Powerboat sales up 11 percent in December


By Christopher Gerber
January 22, 2013
Filed under Features, Top Stories

Building from momentum in the second half of 2011, powerboat sales were up 11 percent year-over-year during the last month of 2012, adding another month to five straight of growth for powerboats greater than 15 feet, according to the latest Bellwether Report from Info-Link Technologies.

The bellwether report, based on new boat registrations among a geographically dispersed group of boating states, revealed all boat segments achieving at least minor growth for the month.

Outboard and sport fishing markets grew by double digits during December for another month, though year-over-year growth slipped somewhat, mostly in-line with a consumer confidence drop surrounding the looming question of American austerity. The growth for the markets was still strong, however, climbing 15 percent year over year for outboard boats and 22.5 percent for sport fishing boats.

Sales data for all boating states across those two segments, which is available through September, shows the market trending at a similar path, but growth percentage has been down a few points. During September, outboard boat sales were up 11 percent and the sport fishing market was up just under 20 percent.

Three other boating markets - PWC, ski boat, and sterndrive - also had positive growth through the end of the fourth quarter. PWC and ski boat sales were up 7.5-8.0 percent year-over-year during the month of December, and the sterndrive segment was up 2 percent year-over-year after dropping 28 percent during the same period two years ago.
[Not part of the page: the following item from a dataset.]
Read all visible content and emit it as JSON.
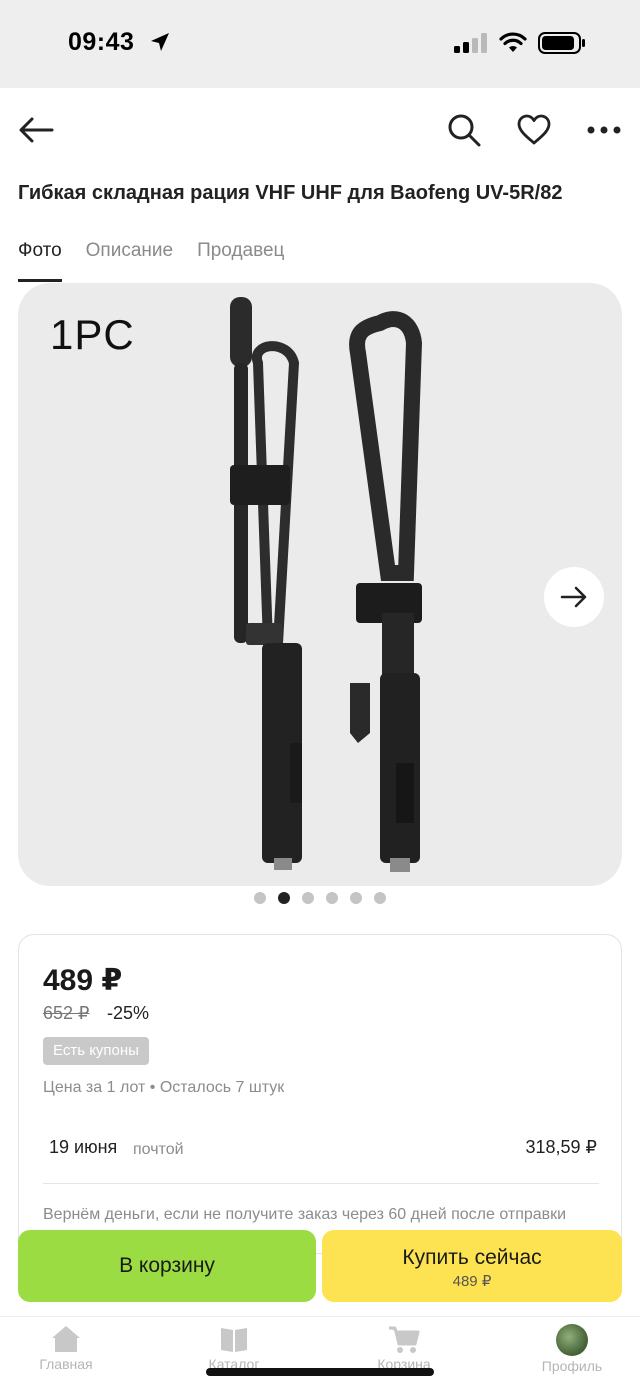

Full graphs of the Info-Link Technologies Bellwether Report can be found here: Info-Link Technologies Bellwether Report.

Consumers anxious looking over cliff

The Conference Board's Consumer Confidence and Thomson Reuters / University of Michigan's Consumer Sentiment indices both fell in December on worries about the Fiscal Cliff, automatic spending cuts and tax increases that were set to fall into place on January 1.

While consumer anxiety over tax increases and spending cuts rose, many still felt their current economic and employment situation had improved compared to the previous month. The Consumer Confidence Index fell 6.4 points in December and the Expectations Index dropped 14.4 points over concerns, but consumer evaluation of their current situation climbed 5.4 points.

Housing data from the Commerce department released on Thursday seemed unaffected by fiscal cliff issues. The number of building permits issued was up 29 percent, year-over-year, and housing starts were up 37 percent in December, as well.